Como comparação, há em toda a região do ABC paulista 480 mil m2 de galpões logísticos em desenvolvimento, em três ativos, e outros 300 mil m2 ainda em projeto, conta o analista de inteligência de mercado da consultoria Colliers, Leandro Braga.
“A localização é perfeita e você pode ter vários modelos de ocupação”, afirma Simone Santos, sócia-diretora da consultoria Binswanger SDS. Como fica dentro de um raio de 15 quilômetros do Centro de São Paulo, o espaço pode ser usado para logística de “última milha”, com entregas rápidas, ou como entreposto para entregas mais distantes. “É uma região premium para logística, está na ‘boca do gol’ para São Paulo, mas com um pé no porto de Santos”, diz Braga.
O espaço, de mais de um milhão de m2, deixou de ser usado pela montadora em outubro de 2019, quando esta anunciou sua saída do país, e foi vendido no ano seguinte para a construtora São José, por R$ 565 milhões — a construtora também arrematou outra área da Ford, em Taubaté (SP), que está locada para uma fábrica do grupo CSN. Posteriormente, o ativo em São Bernardo foi dividido em dois fundos de investimento imobiliário (FII): um é responsável pela gestão das fatias societárias da São José e de investidores do Credit Suisse, o SJAU Logística, e o BTG Pactual Logística, que entrou posteriormente no negócio. O primeiro fundo tem 75% de participação no ativo e o segundo,25%.
A transação foi divulgada em fatos relevantes dos dois fundos na noite de sexta-feira (12), quando o compromisso de compra e venda foi assinado. O nome do comprador não aparece nos documentos, e a venda ainda precisa ser aprovada pelo Conselho Administrativo de Defesa Econômica (Cade).
Procurada, a Prologis informou que está em período de silêncio e que “neste momento, não se manifestará sobre o assunto em questão”. Disse ainda que, “quando possível, serão divulgadas informações oficiais sobre o tema”.

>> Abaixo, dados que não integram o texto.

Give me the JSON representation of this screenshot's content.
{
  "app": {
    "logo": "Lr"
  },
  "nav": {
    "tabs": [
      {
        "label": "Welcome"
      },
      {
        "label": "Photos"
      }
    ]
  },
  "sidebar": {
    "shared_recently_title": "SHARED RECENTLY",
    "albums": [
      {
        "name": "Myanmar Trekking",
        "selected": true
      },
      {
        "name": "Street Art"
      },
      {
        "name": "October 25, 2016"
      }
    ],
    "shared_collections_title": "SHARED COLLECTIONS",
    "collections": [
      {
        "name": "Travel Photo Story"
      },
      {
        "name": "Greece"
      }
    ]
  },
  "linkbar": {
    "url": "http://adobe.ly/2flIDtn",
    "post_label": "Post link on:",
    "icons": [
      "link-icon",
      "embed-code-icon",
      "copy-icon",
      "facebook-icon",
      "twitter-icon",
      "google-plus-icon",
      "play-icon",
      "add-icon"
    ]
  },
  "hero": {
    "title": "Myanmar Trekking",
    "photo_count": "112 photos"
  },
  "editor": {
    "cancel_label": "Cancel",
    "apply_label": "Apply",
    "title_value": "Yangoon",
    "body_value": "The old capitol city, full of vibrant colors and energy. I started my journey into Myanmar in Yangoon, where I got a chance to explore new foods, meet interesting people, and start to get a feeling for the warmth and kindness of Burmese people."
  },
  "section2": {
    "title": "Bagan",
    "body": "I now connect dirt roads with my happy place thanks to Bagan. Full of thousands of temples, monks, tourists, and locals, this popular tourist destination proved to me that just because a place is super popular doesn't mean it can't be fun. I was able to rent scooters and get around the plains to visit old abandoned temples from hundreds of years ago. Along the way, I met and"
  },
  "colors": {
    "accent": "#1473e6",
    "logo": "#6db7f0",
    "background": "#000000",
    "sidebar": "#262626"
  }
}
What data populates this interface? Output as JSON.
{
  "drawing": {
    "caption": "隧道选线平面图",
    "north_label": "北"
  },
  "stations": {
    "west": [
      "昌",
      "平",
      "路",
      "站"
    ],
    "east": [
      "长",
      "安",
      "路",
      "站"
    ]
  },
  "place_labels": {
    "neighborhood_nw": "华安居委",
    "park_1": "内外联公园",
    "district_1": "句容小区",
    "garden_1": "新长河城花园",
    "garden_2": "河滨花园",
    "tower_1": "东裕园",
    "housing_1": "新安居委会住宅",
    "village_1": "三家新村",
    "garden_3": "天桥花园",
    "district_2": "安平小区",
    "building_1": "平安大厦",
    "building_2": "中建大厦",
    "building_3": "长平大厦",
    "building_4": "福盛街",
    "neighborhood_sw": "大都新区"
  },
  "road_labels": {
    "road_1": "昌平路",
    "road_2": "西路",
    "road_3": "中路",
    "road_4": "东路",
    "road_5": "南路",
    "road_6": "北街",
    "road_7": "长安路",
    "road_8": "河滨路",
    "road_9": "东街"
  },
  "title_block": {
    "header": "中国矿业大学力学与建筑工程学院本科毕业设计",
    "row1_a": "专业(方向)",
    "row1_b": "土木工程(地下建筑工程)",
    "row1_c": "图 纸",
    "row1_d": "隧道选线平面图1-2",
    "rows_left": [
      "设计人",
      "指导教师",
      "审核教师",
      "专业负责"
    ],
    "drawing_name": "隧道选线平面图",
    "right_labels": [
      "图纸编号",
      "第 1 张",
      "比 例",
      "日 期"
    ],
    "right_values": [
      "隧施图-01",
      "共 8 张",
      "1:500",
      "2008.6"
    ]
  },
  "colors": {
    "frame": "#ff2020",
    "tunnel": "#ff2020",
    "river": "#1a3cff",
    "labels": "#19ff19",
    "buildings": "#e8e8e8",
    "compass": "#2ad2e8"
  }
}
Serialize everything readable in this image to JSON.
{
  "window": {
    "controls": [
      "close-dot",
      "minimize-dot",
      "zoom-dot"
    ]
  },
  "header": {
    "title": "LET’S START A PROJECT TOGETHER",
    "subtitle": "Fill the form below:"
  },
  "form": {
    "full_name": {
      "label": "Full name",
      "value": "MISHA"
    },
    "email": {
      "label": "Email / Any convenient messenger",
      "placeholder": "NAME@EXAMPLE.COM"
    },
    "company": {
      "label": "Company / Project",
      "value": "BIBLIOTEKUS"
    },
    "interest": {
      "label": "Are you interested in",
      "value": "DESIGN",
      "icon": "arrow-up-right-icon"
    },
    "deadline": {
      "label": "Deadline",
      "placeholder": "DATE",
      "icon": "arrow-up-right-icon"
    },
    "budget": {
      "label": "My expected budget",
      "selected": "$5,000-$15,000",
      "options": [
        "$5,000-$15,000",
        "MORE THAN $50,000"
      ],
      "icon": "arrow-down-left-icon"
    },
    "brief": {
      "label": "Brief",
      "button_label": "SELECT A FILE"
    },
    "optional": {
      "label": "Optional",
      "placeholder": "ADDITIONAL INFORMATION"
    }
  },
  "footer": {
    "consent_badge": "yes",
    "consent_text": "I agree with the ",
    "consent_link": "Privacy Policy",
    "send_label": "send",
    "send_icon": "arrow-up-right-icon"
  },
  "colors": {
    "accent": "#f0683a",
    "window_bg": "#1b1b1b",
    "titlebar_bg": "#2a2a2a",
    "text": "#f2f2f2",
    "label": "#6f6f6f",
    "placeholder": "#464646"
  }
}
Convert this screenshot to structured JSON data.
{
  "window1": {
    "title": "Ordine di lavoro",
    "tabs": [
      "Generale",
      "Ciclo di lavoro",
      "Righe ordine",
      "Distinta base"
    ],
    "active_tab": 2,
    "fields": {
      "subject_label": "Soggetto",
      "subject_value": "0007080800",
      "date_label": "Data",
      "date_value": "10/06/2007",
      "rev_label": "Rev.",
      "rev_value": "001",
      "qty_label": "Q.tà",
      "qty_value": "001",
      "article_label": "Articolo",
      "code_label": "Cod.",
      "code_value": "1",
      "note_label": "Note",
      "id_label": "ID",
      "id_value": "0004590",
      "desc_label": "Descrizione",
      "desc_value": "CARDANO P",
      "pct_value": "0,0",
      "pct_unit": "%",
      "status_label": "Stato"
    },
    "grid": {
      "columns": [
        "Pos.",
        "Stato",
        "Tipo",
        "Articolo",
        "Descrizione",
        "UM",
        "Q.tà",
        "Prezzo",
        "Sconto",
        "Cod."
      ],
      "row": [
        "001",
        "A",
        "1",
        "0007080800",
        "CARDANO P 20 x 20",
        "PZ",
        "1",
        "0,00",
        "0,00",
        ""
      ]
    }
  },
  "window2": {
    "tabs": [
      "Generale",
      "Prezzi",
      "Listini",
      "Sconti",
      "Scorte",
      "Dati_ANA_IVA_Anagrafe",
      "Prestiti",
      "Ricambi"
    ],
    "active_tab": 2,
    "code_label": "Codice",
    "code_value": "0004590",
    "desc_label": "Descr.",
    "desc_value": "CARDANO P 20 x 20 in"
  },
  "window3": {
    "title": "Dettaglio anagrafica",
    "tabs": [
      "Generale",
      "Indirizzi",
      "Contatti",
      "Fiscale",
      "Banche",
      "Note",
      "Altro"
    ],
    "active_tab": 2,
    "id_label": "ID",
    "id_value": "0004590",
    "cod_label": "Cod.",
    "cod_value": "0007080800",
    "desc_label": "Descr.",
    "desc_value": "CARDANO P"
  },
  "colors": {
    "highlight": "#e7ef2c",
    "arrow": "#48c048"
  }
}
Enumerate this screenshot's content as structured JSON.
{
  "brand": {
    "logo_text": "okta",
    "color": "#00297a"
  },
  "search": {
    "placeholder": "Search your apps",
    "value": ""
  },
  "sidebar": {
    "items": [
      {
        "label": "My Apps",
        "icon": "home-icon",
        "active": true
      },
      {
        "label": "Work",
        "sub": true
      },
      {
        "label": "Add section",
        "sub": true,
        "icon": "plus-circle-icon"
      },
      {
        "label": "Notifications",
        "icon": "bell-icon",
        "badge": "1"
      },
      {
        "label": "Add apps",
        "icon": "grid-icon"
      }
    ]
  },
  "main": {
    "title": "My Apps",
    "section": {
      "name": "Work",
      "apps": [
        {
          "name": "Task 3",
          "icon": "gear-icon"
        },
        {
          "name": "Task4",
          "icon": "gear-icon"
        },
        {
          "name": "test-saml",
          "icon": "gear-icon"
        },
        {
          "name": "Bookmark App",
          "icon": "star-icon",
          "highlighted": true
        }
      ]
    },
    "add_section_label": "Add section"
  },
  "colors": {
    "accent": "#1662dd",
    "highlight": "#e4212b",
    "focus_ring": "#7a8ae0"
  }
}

Ao final de 2021, o Valor noticiou que a São José e seus sócios já tinham os alvarás para começar a construir um condomínio logístico no local, o que sempre foi o propósito da empresa para a área.
No fato relevante do FII do BTG, consta que a tese de investimento incluía o desenvolvimento de um complexo logístico, mas que “as condições adversas de mercado ao longo dos últimos anos”, decorrentes do aumento da taxa de juros e dos custos de construção, levaram a gestora a optar pela venda do ativo. O fundo terá ganho de capital de 20,5% com a transação.
É esperado que a Prologis invista ao menos R$ 2 bilhões no empreendimento.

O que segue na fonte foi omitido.